= Neochromosome =

A neochromosome is a chromosome that is not normally found in nature. Cancer-associated neochromosomes are found in some cancer cells.

Neochromosomes have also been created using genetic engineering techniques.

== Cancer-associated neochromosomes ==

Cancer-associated neochromosomes are giant supernumerary chromosomes. They harbor the mutations that drive certain cancers (highly amplified copies of key oncogenes, such as MDM2, CDK4, HMGA2). They may be circular or linear chromosomes. They have functional centromeres, and telomeres when linear. They are rare overall, being found in about 3% of cancers, but are common in certain rare cancers. For example, they are found in 90% of parosteal osteosarcomas.

Neochromosomes from well- and de-differentiated liposarcoma have been studied at high resolution by isolation (using flow sorting) and sequencing, as well as microscopy. They consist of hundreds of fragments of DNA, often derived from multiple normal chromosomes, stitched together randomly, and contain high levels of DNA amplification (~30-60 copies of some genes).

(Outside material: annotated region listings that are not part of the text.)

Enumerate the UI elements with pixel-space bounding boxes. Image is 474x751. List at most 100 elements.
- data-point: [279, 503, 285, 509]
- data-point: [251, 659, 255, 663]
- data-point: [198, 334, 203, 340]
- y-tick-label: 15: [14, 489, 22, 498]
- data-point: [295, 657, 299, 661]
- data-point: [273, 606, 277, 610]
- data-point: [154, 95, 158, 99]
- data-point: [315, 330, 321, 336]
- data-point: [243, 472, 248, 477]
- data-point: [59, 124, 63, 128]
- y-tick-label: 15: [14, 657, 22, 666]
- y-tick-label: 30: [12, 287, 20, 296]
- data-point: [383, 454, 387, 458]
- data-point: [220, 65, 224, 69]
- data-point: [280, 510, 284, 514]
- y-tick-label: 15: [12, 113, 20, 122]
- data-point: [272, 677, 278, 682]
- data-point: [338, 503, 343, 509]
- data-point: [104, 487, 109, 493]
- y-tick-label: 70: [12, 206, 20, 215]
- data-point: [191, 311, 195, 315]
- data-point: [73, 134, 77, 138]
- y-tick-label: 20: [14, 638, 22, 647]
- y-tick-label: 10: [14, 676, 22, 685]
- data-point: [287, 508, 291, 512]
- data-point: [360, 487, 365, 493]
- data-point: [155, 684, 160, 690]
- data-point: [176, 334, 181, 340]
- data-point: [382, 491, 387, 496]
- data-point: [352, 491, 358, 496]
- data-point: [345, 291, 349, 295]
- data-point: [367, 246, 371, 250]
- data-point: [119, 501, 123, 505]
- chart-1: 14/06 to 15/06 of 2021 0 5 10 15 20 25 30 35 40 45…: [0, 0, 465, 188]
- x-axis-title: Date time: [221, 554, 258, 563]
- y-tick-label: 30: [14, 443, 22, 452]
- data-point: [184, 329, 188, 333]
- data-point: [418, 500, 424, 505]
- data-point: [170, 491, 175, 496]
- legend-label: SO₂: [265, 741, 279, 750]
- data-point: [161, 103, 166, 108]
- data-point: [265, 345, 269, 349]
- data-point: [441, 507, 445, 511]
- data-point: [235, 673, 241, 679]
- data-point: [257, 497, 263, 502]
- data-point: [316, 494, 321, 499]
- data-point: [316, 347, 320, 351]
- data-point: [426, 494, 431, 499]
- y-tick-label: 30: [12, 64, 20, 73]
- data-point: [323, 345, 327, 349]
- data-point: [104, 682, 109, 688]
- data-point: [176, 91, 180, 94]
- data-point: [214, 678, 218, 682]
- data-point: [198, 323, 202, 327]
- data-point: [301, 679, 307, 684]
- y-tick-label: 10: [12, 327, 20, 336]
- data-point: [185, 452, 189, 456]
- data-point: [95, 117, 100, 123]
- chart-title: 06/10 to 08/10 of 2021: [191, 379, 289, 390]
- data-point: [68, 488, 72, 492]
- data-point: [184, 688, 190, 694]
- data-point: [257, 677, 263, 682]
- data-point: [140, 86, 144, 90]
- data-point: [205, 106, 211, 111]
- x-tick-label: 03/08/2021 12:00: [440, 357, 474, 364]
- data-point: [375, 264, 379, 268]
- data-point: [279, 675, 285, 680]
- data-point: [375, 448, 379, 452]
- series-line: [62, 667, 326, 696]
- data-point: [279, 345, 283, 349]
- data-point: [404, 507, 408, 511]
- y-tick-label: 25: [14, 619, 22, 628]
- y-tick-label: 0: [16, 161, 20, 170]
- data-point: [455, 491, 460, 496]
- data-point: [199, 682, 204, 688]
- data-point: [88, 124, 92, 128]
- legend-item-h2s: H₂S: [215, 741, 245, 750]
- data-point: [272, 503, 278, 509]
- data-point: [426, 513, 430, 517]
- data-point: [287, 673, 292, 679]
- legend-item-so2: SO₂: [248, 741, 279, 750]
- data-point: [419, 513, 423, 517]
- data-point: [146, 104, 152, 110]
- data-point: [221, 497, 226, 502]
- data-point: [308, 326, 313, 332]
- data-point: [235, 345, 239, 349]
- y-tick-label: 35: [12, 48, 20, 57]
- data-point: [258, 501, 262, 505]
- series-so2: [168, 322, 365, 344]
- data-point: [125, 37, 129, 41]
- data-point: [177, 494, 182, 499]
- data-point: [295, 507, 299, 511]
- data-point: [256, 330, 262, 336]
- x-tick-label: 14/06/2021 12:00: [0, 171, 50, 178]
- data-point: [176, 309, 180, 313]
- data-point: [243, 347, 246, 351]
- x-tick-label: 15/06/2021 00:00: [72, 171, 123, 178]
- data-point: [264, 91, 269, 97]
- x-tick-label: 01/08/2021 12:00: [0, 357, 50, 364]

Using statistical inference and mathematical modelling, the process of how neochromosomes initially form and evolve has been made clearer. Fragments of DNA produced following chromothriptic shattering of chromosome 12 undergo DNA repair to form of a circular or ring chromosome. This undergoes hundreds of circular breakage-fusion-bridge cycles, causing random amplification and deletion of DNA with selection for the amplification of key oncogenes. DNA from additional chromosomes is somehow added during this process. Erosion of centromeres can lead to the formation of neocentromeres or the capture of new native centromeres from other chromosomes. The process ends when the neochromosome forms a linear chromosome following the capture of telomeric caps, which can be chromothriptically derived.